NVIDIA has a long and productive relationship with TSMC and they have been their primary foundry partner since the Riva TNT. Times seem to be changing though. TSMC’s 16nm FF+ is still a very new process that is constrained currently. We have not heard detailed information about exact yields, design issues, or late changes to libraries that would affect the products in question. We also know that Microsoft has placed significant orders with TSMC for their 16nm FF+ based XBox One S SOC. It is surprising to find out that NVIDIA has entered into an agreement with Samsung to utilize their 14nm FFP process for future chips. We do not know the full details here, but it seems as if NVIDIA is playing it safe by leveraging a second supplier. Perhaps the relative scarcity of the high end GTX 1080 over the past few months had just as much to do with TSMC able to deliver product as much as demand?

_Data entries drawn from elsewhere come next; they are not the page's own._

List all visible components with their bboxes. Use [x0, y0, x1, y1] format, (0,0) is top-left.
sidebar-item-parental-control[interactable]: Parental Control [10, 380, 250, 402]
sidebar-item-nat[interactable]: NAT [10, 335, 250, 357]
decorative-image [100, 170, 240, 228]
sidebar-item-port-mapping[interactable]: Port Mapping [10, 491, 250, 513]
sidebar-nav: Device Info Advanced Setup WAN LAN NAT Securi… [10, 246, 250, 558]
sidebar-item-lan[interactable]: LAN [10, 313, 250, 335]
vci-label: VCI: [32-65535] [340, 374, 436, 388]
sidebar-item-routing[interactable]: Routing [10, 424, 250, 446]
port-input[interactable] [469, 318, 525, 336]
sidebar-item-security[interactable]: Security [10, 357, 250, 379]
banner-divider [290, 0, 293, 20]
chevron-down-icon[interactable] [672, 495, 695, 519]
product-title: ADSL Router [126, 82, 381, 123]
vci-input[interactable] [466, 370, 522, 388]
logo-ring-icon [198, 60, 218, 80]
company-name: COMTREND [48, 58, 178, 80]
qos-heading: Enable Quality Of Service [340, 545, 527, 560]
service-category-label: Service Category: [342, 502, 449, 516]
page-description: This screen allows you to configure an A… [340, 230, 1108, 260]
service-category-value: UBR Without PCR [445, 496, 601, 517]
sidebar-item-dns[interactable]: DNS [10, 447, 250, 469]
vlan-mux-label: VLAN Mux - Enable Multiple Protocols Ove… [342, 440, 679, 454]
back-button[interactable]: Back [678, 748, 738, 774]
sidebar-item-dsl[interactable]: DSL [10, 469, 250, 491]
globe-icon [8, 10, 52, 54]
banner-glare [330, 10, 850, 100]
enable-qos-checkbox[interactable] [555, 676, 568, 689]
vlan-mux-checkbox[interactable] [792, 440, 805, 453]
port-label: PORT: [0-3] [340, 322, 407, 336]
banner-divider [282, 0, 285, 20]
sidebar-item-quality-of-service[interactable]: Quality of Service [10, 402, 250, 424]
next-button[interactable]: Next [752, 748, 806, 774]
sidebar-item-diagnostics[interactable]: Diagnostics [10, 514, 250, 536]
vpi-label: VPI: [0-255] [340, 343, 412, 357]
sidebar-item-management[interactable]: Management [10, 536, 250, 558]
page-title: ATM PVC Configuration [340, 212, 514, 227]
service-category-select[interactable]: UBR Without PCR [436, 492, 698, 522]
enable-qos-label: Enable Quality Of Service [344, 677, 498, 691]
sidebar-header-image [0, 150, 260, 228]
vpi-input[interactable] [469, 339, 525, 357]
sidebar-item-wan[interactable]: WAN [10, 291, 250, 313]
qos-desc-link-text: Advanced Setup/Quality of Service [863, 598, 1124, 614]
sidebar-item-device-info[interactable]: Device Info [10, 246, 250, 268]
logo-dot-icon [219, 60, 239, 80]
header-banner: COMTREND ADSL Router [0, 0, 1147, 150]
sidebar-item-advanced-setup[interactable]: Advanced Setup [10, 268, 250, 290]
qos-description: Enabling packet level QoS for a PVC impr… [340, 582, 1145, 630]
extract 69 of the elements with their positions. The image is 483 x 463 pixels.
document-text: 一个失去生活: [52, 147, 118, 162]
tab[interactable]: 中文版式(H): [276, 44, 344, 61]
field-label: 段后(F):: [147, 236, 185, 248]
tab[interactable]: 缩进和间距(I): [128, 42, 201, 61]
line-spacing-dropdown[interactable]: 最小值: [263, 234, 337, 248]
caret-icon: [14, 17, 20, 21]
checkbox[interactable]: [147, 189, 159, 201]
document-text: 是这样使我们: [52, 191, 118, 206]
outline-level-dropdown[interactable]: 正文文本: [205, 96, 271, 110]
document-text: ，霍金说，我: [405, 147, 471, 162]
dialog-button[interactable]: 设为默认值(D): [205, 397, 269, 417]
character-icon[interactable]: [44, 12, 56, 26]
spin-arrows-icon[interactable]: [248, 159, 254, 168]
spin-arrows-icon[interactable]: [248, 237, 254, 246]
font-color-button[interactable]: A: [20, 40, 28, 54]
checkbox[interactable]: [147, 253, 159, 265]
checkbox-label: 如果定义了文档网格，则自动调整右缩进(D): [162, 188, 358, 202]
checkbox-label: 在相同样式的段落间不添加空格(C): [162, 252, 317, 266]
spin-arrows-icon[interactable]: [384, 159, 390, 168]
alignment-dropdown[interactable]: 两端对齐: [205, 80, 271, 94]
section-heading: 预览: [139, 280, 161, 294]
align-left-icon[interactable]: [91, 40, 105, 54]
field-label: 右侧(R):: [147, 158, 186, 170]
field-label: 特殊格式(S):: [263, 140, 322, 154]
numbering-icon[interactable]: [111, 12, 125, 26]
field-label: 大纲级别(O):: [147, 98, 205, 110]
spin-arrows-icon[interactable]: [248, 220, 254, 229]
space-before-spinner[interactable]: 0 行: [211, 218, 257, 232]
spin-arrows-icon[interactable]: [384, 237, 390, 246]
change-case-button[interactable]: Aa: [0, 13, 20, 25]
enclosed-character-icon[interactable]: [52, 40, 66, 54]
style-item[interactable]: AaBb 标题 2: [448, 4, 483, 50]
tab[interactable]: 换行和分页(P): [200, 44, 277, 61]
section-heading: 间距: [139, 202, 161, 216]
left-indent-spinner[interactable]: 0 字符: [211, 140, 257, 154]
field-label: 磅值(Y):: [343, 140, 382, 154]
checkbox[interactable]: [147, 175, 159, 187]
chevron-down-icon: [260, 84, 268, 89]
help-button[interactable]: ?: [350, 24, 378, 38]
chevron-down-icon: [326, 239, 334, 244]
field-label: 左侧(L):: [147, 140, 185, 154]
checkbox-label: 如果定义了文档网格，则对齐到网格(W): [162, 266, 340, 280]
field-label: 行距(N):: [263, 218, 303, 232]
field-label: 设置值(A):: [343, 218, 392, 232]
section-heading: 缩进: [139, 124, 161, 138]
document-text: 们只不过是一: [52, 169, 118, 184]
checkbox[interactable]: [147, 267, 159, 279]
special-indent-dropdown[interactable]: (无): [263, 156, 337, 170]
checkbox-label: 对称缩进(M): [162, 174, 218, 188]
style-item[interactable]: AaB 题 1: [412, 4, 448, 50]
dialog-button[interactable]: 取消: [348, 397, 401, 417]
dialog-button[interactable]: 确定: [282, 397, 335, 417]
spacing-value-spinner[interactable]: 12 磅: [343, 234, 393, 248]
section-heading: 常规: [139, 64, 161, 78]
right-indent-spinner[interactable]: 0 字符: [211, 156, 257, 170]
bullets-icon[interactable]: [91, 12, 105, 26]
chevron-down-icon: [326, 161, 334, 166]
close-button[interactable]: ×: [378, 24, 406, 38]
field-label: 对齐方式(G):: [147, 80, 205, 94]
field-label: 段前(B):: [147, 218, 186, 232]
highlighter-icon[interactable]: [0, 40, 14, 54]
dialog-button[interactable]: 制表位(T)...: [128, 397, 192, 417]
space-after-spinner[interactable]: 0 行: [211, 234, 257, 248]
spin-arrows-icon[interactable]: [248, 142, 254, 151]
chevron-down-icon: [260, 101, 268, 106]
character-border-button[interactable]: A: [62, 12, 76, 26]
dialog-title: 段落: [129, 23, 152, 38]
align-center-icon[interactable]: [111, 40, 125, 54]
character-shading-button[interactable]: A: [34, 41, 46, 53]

This leads to other questions. Why did NVIDIA seek out Samsung rather than attempting a contract with GLOBALFOUNDRIES? Samsung has been doing brisk business with other companies while it is pretty well known that GF could certainly use more customers to fill up wafer orders and fab utilization. AMD is utilizing GF for their latest Polaris parts, but many questions surround the actual implementation that we are seeing. Polaris parts run about the same in terms of efficiency as the previous generation Maxwell parts, all the while being clocked well below what we are seeing with NVIDIA’s latest Pascal chips. Is this due to design, or due to issues with GF’s version of the Samsung 14nm LPP. If GF is still getting up to speed with 14 LPP, then it is understandable that NVIDIA would go straight to the source and deal directly with Samsung. Also of note is that Samsung will likely get a 10nm process up and running before we see it used by GLOBALFOUNDRIES. This is merely speculation, but these questions do come to mind when looking at the overall landscape of the industry.
The Next Quarter
NVIDIA is bullish about their upcoming quarter. They are selling their next generation parts at a very brisk pace. Reviews for these cards have been overwhelmingly positive and they compare very well to the latest offerings from AMD. NVIDIA is also benefiting by moving good volumes of higher end products that support higher margins than those found in the $200 to $250 range. While AMD is pushing out solid numbers of products in the $250 and below market, margins will be much slimmer there.
Some may call it… the moneymaker.
The current estimate of what Q3 2017 will bring is in the area of $1.68 billion. If I am not mistaken, this will be the highest revenue recorded for NVIDIA in any quarter over the lifespan of the company. While it is too early to get excited, this could lead to another record once Q4 is completed. NVIDIA is counting on continued strong sales of their GPUs across the line, their refreshed Quadro cards, and the automotive and deep learning enterprises. Potentially diversifying foundry suppliers could lead to more available product to put on shelves for the important Holiday buying season.
NVIDIA has done very well over the past couple of years and through some rough patches. They continue to move forward with design and are quite agile in addressing new markets and abandoning areas that were not profitable. They seem to remain focused and have been able to capitalize on the mistakes of their competition. We shall see if some of their new endeavors actually make money for the company, but for now their current products are propelling the company forward.